I remember the first time I spoke up on behalf of a pagan woman. A woman I didn’t even know. There was a blog competition on a larger site. They had several categories of awards, one of them being “faith”. Though, the site did not specify which faith. This woman’s blog had been nominated, successfully entered into the running, and was leading the vote; leaps and bounds ahead of several of the most popular Christian mom blogs. A blog war ensued as Christians waged war on her for “attempting to intrude” and “take over” the faith category. In their minds, faith most assuredly meant Christian faith. Yet, the site administrators had not made that claim.
The amount of backlash this woman got as a result was one of the ugliest displays of piety I have ever seen in the Christian culture (until last week anyway). This mom had done nothing wrong, she didn’t even know her blog was entered, much less in the lead.
As the witch hunt continued, I could no longer hold my tongue. How in the world were pagan women ever going to see the love of God in a long line of screaming Christian women holding torches higher than their own noses? I had been friends with these same Christian women on Facebook. The gossip and misrepresentation of pagan beliefs that I saw on those women’s accounts were down right hideous. Their imaginations had run wild! They were being motivated by fear and an obligation to uphold some pious standard to the point of willingness to assassinate the character of this blogger and her entire community.
You might have thought a cat fight would break out, but instead I saw grace and kindness coming from the pagan women. Grace and kindness that blew me away. They wanted to take the loving path. They pleaded for their own readers to be still their frustration and instead…to forgive.
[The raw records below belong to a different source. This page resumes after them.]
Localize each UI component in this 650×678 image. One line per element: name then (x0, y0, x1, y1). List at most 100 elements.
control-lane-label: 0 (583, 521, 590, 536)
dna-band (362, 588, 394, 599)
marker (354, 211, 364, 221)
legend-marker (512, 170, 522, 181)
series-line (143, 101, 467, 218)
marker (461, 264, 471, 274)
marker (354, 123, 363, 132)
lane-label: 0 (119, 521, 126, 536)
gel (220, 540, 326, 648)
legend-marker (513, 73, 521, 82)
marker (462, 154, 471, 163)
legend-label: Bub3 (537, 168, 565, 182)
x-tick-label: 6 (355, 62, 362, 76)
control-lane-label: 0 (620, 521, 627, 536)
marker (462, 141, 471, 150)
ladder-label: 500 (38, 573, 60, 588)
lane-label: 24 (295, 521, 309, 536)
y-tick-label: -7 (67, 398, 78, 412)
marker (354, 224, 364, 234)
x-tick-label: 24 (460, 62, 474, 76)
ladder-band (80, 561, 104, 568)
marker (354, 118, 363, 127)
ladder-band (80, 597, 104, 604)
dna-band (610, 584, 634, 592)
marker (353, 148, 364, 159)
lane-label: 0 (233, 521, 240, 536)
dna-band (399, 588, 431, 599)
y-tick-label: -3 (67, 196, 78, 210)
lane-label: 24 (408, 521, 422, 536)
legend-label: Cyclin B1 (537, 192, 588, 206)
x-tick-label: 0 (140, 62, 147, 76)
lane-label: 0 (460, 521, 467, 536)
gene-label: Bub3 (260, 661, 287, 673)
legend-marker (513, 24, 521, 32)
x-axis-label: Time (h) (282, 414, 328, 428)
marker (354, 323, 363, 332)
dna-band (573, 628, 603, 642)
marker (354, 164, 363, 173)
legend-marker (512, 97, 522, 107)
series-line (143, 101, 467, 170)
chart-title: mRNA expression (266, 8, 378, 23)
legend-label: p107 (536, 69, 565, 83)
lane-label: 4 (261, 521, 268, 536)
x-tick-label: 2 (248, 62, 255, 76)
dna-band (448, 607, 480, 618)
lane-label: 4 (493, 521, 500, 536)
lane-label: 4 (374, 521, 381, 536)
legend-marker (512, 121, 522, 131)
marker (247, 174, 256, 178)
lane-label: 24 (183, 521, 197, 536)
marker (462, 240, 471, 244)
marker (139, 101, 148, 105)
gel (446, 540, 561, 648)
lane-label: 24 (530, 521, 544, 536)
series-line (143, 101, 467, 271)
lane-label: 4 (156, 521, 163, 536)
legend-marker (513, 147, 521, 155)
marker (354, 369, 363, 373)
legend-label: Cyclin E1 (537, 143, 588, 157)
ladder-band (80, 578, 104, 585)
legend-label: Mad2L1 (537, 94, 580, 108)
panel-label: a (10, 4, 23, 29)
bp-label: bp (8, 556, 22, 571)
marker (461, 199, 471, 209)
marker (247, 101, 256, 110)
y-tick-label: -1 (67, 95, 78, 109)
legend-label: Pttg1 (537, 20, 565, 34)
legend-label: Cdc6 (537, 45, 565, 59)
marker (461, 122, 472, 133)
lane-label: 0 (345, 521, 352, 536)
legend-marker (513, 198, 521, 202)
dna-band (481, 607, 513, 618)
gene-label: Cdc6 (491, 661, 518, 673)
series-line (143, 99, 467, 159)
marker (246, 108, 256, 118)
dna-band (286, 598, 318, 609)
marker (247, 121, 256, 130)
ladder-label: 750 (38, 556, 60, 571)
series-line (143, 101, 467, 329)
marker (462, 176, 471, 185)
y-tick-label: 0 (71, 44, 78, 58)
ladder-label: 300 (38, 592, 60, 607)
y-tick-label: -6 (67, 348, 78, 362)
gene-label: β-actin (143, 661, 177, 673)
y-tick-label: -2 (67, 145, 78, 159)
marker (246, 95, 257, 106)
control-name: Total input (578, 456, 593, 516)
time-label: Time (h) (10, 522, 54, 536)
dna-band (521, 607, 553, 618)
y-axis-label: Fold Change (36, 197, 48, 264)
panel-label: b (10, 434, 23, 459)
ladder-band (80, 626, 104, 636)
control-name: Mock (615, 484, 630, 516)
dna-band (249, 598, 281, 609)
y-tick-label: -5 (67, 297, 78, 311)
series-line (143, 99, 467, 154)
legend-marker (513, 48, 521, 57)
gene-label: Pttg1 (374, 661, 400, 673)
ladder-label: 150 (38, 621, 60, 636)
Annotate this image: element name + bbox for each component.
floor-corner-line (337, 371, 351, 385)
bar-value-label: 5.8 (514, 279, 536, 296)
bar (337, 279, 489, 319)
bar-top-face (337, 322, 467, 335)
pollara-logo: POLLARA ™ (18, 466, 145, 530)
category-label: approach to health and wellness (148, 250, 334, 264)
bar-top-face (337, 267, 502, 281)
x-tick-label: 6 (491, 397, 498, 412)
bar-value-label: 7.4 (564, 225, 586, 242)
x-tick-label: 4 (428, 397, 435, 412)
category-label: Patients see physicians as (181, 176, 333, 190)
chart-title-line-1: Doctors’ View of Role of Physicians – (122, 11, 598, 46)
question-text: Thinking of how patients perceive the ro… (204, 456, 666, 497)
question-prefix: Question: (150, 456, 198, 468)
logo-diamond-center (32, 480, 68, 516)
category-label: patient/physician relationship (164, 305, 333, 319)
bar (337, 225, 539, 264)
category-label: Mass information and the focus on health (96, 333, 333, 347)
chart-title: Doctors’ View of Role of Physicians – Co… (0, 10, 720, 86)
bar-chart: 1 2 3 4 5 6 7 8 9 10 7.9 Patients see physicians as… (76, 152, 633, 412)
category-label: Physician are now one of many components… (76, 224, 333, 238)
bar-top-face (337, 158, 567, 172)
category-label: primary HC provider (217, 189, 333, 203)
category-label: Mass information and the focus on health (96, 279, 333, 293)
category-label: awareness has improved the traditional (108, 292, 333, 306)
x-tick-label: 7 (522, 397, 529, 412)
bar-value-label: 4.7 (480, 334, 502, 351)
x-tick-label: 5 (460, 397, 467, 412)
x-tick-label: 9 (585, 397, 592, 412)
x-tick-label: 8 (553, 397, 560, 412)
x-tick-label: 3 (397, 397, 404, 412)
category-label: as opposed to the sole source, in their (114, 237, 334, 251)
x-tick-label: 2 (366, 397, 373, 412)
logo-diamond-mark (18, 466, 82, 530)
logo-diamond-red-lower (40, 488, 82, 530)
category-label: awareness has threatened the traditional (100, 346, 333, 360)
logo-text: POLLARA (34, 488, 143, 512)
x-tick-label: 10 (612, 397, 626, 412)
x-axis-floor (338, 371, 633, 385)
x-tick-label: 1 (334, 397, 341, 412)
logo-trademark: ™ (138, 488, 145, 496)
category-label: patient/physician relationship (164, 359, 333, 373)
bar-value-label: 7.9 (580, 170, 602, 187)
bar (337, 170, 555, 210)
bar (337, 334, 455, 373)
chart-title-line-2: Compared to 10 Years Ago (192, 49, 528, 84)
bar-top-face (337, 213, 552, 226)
I couldn’t stand by and see Christ so horribly misrepresented. Not only that, I couldn’t hold coats while others stoned them with hate.
After about a week of pleading with my Christian sisters to be slow to wrath and to extend love instead, I was unfriended…by many. They no longer responded to my tweets about housekeeping nor answered my pleas for WordPress help. I was on schedule to speak at a homeschool conference and “kindly” informed that they could no longer have me as a speaker. I was cancelled. I was told it was a financial issue for them, but the timing was more than coincidental.
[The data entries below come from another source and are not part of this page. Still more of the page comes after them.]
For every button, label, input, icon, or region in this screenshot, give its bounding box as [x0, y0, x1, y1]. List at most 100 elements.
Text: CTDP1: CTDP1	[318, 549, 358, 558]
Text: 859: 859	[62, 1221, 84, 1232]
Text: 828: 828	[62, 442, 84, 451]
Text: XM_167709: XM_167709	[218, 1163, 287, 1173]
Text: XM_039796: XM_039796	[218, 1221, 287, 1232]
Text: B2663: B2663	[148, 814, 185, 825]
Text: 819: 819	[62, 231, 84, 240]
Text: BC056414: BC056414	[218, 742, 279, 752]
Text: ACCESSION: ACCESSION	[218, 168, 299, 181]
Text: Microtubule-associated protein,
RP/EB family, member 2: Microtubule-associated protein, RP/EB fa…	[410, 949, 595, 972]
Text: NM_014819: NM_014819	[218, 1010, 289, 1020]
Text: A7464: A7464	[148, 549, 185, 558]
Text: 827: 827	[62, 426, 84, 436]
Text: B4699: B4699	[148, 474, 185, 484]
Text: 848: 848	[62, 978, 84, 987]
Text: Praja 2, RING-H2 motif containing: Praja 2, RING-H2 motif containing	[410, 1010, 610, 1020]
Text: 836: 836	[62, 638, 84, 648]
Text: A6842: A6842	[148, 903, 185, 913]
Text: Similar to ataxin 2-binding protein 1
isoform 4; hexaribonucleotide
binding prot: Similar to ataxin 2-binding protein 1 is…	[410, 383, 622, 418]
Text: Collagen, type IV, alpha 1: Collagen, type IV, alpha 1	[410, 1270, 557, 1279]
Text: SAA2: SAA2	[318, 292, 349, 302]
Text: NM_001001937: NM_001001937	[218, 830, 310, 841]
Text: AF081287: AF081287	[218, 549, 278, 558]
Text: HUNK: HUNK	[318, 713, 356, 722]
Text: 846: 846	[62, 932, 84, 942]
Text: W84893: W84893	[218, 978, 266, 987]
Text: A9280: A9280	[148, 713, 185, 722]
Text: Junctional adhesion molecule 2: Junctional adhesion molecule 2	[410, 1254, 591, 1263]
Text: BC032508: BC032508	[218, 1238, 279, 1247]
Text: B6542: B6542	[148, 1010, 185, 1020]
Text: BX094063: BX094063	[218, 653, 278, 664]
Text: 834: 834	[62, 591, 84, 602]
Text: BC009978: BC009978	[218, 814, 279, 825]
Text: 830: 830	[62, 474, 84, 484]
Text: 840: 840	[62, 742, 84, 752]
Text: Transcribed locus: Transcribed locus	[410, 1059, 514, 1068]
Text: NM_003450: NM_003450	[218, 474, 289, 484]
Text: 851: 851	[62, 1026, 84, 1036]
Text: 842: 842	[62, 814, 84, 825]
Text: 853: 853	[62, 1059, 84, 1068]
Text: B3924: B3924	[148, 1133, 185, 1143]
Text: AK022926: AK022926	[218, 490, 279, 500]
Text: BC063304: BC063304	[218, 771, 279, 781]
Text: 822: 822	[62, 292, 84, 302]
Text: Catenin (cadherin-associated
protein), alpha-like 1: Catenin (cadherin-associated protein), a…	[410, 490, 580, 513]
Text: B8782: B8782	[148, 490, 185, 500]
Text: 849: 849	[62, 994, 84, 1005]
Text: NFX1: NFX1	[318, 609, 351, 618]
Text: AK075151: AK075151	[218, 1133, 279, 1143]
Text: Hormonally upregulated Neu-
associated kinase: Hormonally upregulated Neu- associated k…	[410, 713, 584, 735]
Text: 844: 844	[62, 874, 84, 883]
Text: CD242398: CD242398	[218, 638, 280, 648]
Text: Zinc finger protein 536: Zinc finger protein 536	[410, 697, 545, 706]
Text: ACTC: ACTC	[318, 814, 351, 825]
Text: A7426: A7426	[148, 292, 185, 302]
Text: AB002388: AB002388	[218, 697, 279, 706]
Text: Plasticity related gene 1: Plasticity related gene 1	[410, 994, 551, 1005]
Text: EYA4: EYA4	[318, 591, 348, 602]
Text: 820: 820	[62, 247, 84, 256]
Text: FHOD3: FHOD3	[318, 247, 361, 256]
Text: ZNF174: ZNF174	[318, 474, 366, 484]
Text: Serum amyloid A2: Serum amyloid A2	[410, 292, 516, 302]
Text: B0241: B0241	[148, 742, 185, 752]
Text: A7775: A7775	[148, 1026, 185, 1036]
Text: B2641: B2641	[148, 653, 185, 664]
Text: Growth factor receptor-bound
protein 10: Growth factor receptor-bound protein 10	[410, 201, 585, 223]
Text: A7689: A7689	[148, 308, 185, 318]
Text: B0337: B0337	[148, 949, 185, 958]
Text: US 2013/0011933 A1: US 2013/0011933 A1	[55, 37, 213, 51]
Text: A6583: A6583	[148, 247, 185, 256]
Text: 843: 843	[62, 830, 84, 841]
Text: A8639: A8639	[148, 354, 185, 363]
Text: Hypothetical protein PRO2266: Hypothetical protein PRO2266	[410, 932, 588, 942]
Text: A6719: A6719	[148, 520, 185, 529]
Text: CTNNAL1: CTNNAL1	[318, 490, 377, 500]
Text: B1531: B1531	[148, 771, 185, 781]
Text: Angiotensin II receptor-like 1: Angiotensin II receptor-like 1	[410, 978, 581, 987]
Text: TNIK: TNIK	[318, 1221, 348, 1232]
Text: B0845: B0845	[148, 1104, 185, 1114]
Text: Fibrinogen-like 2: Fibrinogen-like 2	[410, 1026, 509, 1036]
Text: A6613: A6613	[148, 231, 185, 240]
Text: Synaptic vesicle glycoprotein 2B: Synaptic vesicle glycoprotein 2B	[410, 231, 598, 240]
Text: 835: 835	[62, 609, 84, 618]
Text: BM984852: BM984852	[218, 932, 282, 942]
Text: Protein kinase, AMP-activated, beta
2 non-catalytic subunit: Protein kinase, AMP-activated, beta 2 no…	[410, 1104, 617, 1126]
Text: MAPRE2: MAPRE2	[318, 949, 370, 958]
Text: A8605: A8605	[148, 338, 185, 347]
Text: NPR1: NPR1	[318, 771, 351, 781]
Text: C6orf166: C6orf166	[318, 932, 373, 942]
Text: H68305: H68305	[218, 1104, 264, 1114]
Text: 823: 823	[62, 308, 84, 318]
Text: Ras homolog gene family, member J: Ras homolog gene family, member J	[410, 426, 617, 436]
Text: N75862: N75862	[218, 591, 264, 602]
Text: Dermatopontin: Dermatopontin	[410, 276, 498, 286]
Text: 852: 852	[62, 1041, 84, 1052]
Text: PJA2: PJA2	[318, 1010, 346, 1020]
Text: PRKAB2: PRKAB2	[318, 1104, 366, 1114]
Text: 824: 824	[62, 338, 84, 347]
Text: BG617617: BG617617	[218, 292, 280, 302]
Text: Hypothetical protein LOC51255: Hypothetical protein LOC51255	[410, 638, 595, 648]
Many of them had held their tongues while I challenged doctrinal issues in the months prior, but this must have been their last straw.
How dare I stand up for pagans. I fell off the deep end; I slid right down the proverbial slippery slope to hell.
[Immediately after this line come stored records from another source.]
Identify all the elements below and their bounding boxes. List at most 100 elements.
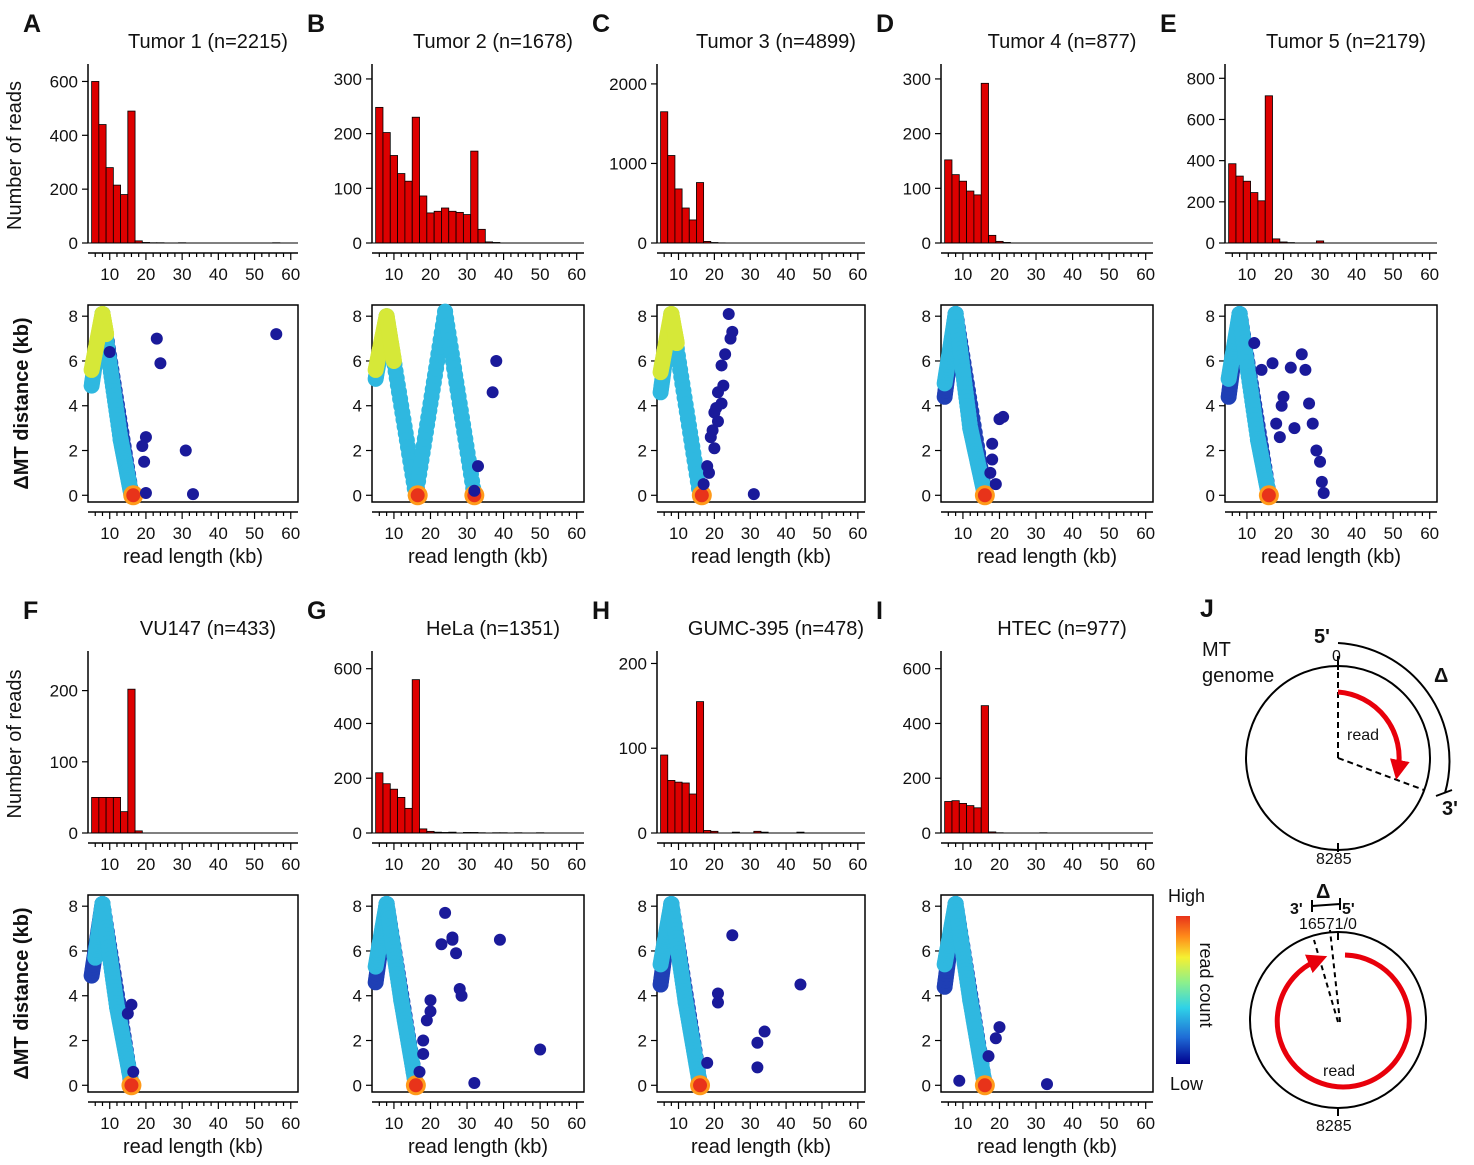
x-axis-label: read length (kb)	[123, 546, 263, 568]
x-tick-label: 50	[531, 855, 550, 874]
hot-spot-core	[124, 1078, 139, 1093]
scatter-panel-i: 0 2 4 6 8 10 20 30 40 50 60 read length (kb)	[922, 894, 1155, 1158]
panel-title: VU147 (n=433)	[140, 618, 276, 640]
x-tick-label: 60	[281, 265, 300, 284]
y-tick-label: 4	[69, 987, 78, 1006]
y-tick-label: 0	[922, 1076, 931, 1095]
x-axis-label: read length (kb)	[408, 1136, 548, 1158]
scatter-panel-f: 0 2 4 6 8 10 20 30 40 50 60 read length (kb) ΔMT dis…	[11, 894, 300, 1158]
outlier-point	[1275, 399, 1288, 412]
y-tick-label: 2	[638, 442, 647, 461]
outlier-point	[136, 440, 149, 453]
histogram-bar	[426, 212, 435, 244]
histogram-bar	[127, 688, 136, 834]
scatter-panel-d: 0 2 4 6 8 10 20 30 40 50 60 read length (kb)	[922, 304, 1155, 568]
histogram-bar	[397, 173, 406, 244]
x-tick-label: 60	[281, 1114, 300, 1133]
hot-spot-core	[410, 488, 425, 503]
outlier-point	[794, 978, 807, 991]
x-tick-label: 30	[1027, 1114, 1046, 1133]
x-tick-label: 40	[1347, 524, 1366, 543]
outlier-point	[127, 1065, 140, 1078]
y-tick-label: 6	[353, 942, 362, 961]
x-tick-label: 40	[209, 265, 228, 284]
histogram-bar	[966, 805, 975, 834]
y-tick-label: 0	[638, 1076, 647, 1095]
x-tick-label: 40	[777, 265, 796, 284]
hot-spot-core	[1261, 488, 1276, 503]
diagram-five-prime-top: 5'	[1314, 626, 1330, 648]
outlier-point	[139, 487, 152, 500]
y-tick-label: 200	[903, 769, 931, 788]
scatter-panel-c: 0 2 4 6 8 10 20 30 40 50 60 read length (kb)	[638, 304, 867, 568]
y-tick-label: 200	[50, 682, 78, 701]
histogram-bar	[91, 797, 100, 834]
histogram-bar	[404, 180, 413, 244]
y-tick-label: 8	[69, 897, 78, 916]
x-tick-label: 30	[173, 524, 192, 543]
y-tick-label: 6	[69, 352, 78, 371]
scatter-panel-a: 0 2 4 6 8 10 20 30 40 50 60 read length (kb) ΔMT dis…	[11, 304, 300, 568]
diagram-16571-label: 16571/0	[1299, 916, 1357, 933]
y-tick-label: 4	[638, 397, 647, 416]
y-axis-label: Number of reads	[4, 670, 26, 819]
x-tick-label: 50	[1100, 1114, 1119, 1133]
colorbar-high-label: High	[1168, 886, 1205, 906]
y-tick-label: 8	[69, 307, 78, 326]
colorbar: High Low read count	[1168, 886, 1216, 1094]
histogram-bar	[462, 214, 472, 244]
x-tick-label: 30	[1027, 265, 1046, 284]
y-tick-label: 2	[922, 442, 931, 461]
x-tick-label: 20	[705, 265, 724, 284]
histogram-panel-c: C Tumor 3 (n=4899) 0 1000 2000 10 20 30 40 50 60	[592, 10, 867, 284]
outlier-point	[1266, 357, 1279, 370]
x-tick-label: 20	[1274, 524, 1293, 543]
y-tick-label: 0	[353, 486, 362, 505]
outlier-point	[986, 453, 999, 466]
y-tick-label: 400	[50, 126, 78, 145]
outlier-point	[715, 359, 728, 372]
outlier-point	[270, 328, 283, 341]
histogram-bar	[1257, 200, 1266, 244]
hot-spot-core	[693, 1078, 708, 1093]
outlier-point	[724, 332, 737, 345]
outlier-point	[1303, 397, 1316, 410]
histogram-bar	[973, 194, 982, 244]
y-tick-label: 0	[353, 824, 362, 843]
panel-title: Tumor 4 (n=877)	[988, 31, 1137, 53]
y-tick-label: 4	[638, 987, 647, 1006]
outlier-point	[468, 1077, 481, 1090]
y-tick-label: 4	[353, 987, 362, 1006]
histogram-bar	[944, 801, 953, 834]
outlier-point	[138, 455, 151, 468]
x-tick-label: 30	[741, 855, 760, 874]
x-tick-label: 10	[669, 265, 688, 284]
scatter-panel-e: 0 2 4 6 8 10 20 30 40 50 60 read length (kb)	[1206, 304, 1439, 568]
x-tick-label: 50	[1100, 855, 1119, 874]
outlier-point	[953, 1074, 966, 1087]
histogram-bar	[1264, 95, 1273, 244]
histogram-bar	[433, 210, 442, 244]
x-tick-label: 60	[1136, 524, 1155, 543]
outlier-point	[1315, 475, 1328, 488]
diagram-delta-top: Δ	[1434, 665, 1448, 687]
x-tick-label: 20	[705, 524, 724, 543]
outlier-point	[1310, 444, 1323, 457]
outlier-point	[1255, 363, 1268, 376]
outlier-point	[989, 478, 1002, 491]
x-tick-label: 50	[813, 855, 832, 874]
panel-letter-f: F	[23, 597, 38, 625]
x-tick-label: 60	[281, 855, 300, 874]
x-tick-label: 30	[1027, 855, 1046, 874]
diagram-mt-label: MT	[1202, 639, 1231, 661]
outlier-point	[701, 1056, 714, 1069]
histogram-bar	[419, 828, 428, 834]
y-tick-label: 0	[922, 234, 931, 253]
outlier-point	[751, 1036, 764, 1049]
y-tick-label: 600	[334, 660, 362, 679]
histogram-bar	[389, 788, 398, 834]
diagram-five-prime-bottom: 5'	[1342, 901, 1355, 918]
x-axis-label: read length (kb)	[977, 1136, 1117, 1158]
outlier-point	[417, 1034, 430, 1047]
I never could understand how Christians would financially support missionaries to peoples and tribes of pagan colonies in third world countries, but cry “HERETIC” when it’s done State side.
They will extend the hand of fellowship to Christians who study the pagan culture and beliefs in foreign lands, but disown me as a Christian sister for doing the same on the sandy shores of California.
Just as during the years in rehab ministry, here we were again..alone in our mission to love others as God loves us.
We have grown to love our pagan friends. We’ve learned a lot about their vast beliefs and rich culture. We love them not just because God calls us to, but because we truly love them for who they are.
Our little community may not be steeped in Christian church culture with floor length dresses or sharp tailored suits, but we are clothed in love.
While the larger congregation of God works toward loving our LGBT brethren and sisters, there is so much more to be accomplished. There are so many other beloved people who have been wounded by religious zealots. There are countless folks who have been shunned by their own families and excommunicated from various congregations for choosing Earth inspired spirituality.
God loves them too. The Divine sparks within us all and is not a respecter of persons.
That means he doesn’t discriminate.
He does not say to the rich man, “sit here with me” and to the outcast “sit under my footstool”.
His love is for all people and the invitation is always open.
Christendom has a lot of growing to do and I have hope that love will ultimately win.